For the first quarter of 2014, WindStream saw total revenue continue to decline by 2% to $1.5 billion with an OIBDA of $540 million and confirmed previously issued financial guidance for 2014. In the second quarter of 2014 WindStream saw revenue decline 2% to $1.5 billion with growth in data and integration services, data centers and business services offset by decreases in carrier revenue. OIBDA for the second quarter was $543 million.

REIT Carve Out Will Add Transparency to Business

With the REIT carve out, WindStream intends to cut its dividend to 10 cents a share with the spin-off REIT paying 60 cents a share assuming a 1 to 1 share exchange, making the current dividend yield of nearly 10% unrealistic for the management services portion of the business on a go-forward basis.
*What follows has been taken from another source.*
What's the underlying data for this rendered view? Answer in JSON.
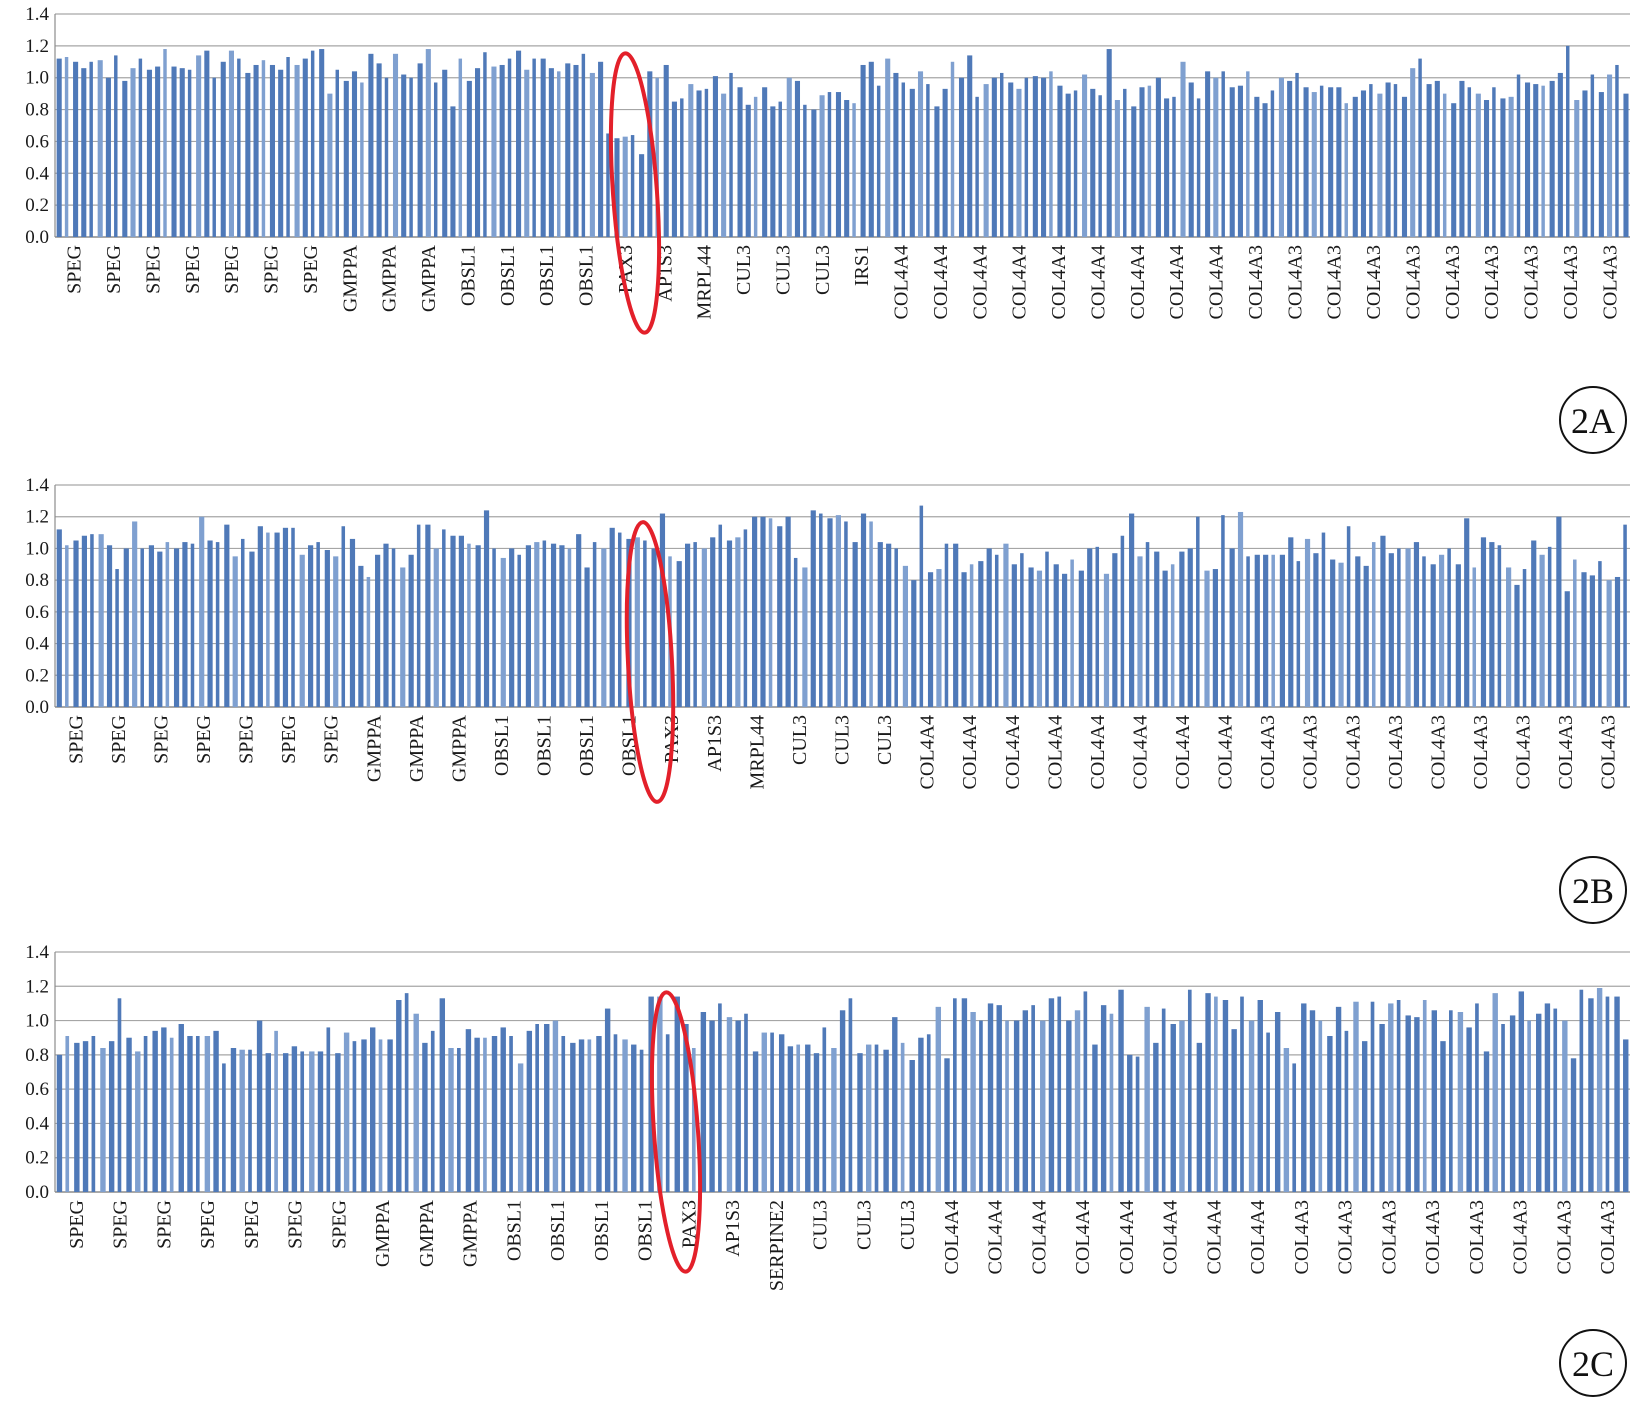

Investors appear pleased with the decision to split the company, with a significant pop in WindStream’s stock price after the announcement. Even with dismal performance within the overall market recently WindStreasm is still up over 25% year to date.

WindStream Stock Price

Source: Yahoo Finance

The 12-month consensus analyst price target of $11 is close to WindStream’s current market price. It is hard to determine if WindStream is over valued at this time as I would typically value a REIT on net asset value and multiple of funds from operations basis, but WindStream is not reporting operations in that way yet. WindStream’s price to earnings (P/E) ratio is 34.4, compared to the S&P 500’s P/E of 18.4 which makes WIN stock look very expense. Conversely, WindStream’s price to cash flow is 4, compared to the S&P’s P/E of 11.2, which makes it appear a great value.

As individual investors, I would only look at WindStream as two separate companies going forward: a REIT that will be suited for yield focused investors and a growth focused operating company. I think current investors will enjoy lower taxes that will be provided by the pass-through structure of the REIT and have upside potential in the new management company stock.

New investors should wait until one or two quarters after the transaction to evaluate a potential purchase of the operating company to see if management can turn this new structure into a growth play and income investors should evaluate the REIT separately as well.